The wealthy: they love art, and they love boats. Happily, the Venice Biennale provides an opportunity to combine those passions. At the moment, many very large boats are parked outside the Giardini, the home of the Biennale, as well as alongside the Punta della Dogana, the customs-house-turned-private-museum of François Pinault. Below, a quick look at some of the luxury liners in Venice, from smallest to largest.
This is 130 feet of pure yacht—capable of hosting 12 people with a crew of seven. Its weight: 399 tons. (These facts come from Yacht Charter Fleet.) I’m into this yacht, with its intriguingly shaped long window near the center. It’s a tiny bit mysterious, almost coy: not telling you too much, confident in what it is. (Note that it’s remarkably similar to the Addiction, further down.)
This dark blue-hulled boat is a thing of beauty and can accommodate 12 guests, according to its maker, Heesen Yachts. It takes a crew of seven to run it at peak performance. My favorite element of this yacht is that it has a nifty remote-controlled bridge (pictured above) that lets one step smoothly onto land.

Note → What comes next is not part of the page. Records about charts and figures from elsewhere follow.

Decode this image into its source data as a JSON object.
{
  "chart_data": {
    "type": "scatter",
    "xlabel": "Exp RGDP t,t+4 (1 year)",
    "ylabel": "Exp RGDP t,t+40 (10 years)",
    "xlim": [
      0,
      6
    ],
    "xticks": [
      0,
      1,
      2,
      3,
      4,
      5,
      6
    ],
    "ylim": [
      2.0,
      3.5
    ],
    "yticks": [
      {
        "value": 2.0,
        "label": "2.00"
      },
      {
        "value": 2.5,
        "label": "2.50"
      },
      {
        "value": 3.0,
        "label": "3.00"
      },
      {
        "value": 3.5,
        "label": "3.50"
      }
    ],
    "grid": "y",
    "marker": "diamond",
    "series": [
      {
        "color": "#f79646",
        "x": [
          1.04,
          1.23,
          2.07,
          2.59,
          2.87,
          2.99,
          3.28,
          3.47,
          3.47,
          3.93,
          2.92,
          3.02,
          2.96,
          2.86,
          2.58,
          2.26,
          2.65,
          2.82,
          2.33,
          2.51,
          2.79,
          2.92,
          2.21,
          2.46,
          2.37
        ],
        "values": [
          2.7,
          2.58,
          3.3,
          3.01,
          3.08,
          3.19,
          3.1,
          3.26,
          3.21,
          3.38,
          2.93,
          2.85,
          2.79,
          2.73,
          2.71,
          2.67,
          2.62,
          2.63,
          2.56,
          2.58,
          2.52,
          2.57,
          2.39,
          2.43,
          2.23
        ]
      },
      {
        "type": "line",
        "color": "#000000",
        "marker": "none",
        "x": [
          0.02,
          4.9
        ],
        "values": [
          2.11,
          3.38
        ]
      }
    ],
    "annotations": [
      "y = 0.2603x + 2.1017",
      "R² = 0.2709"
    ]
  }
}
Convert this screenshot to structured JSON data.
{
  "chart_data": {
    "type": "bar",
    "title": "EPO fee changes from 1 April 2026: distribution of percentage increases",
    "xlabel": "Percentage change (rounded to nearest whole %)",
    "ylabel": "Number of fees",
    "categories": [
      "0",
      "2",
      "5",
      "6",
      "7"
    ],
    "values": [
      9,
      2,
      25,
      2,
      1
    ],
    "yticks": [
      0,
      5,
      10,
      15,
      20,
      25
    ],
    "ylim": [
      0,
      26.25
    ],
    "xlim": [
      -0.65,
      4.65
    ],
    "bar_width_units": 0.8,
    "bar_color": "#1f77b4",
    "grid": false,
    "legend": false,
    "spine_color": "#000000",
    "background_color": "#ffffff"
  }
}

It’s 166 feet.
No doubt about it, this is a very cool name for a yacht: a little menacing and a little gauche in the way that only a certain kind of billionaire can pull off. (It can’t be seen in the photo, but the first “d” in the name is actually red and rotated 90 degrees so that it resembles a heart.) The boat is 178 feet long, according to the website Yacht Charter Fleet. No, it’s not available to charter.
The message of this yacht says: power. It’s just shy of 200 feet, at 194.55, according to Boat International.
Without question, the Stella Maris is my favorite yacht in Venice right now. It’s elegant enough to bring to the Biennale, but it’s also tough-looking, like it could handle itself in a modest sea skirmish or maybe even battle Poseidon in a fantasy movie. The ARTnews archives have some great reporting on this beauty, which is a formidable 236 feet long.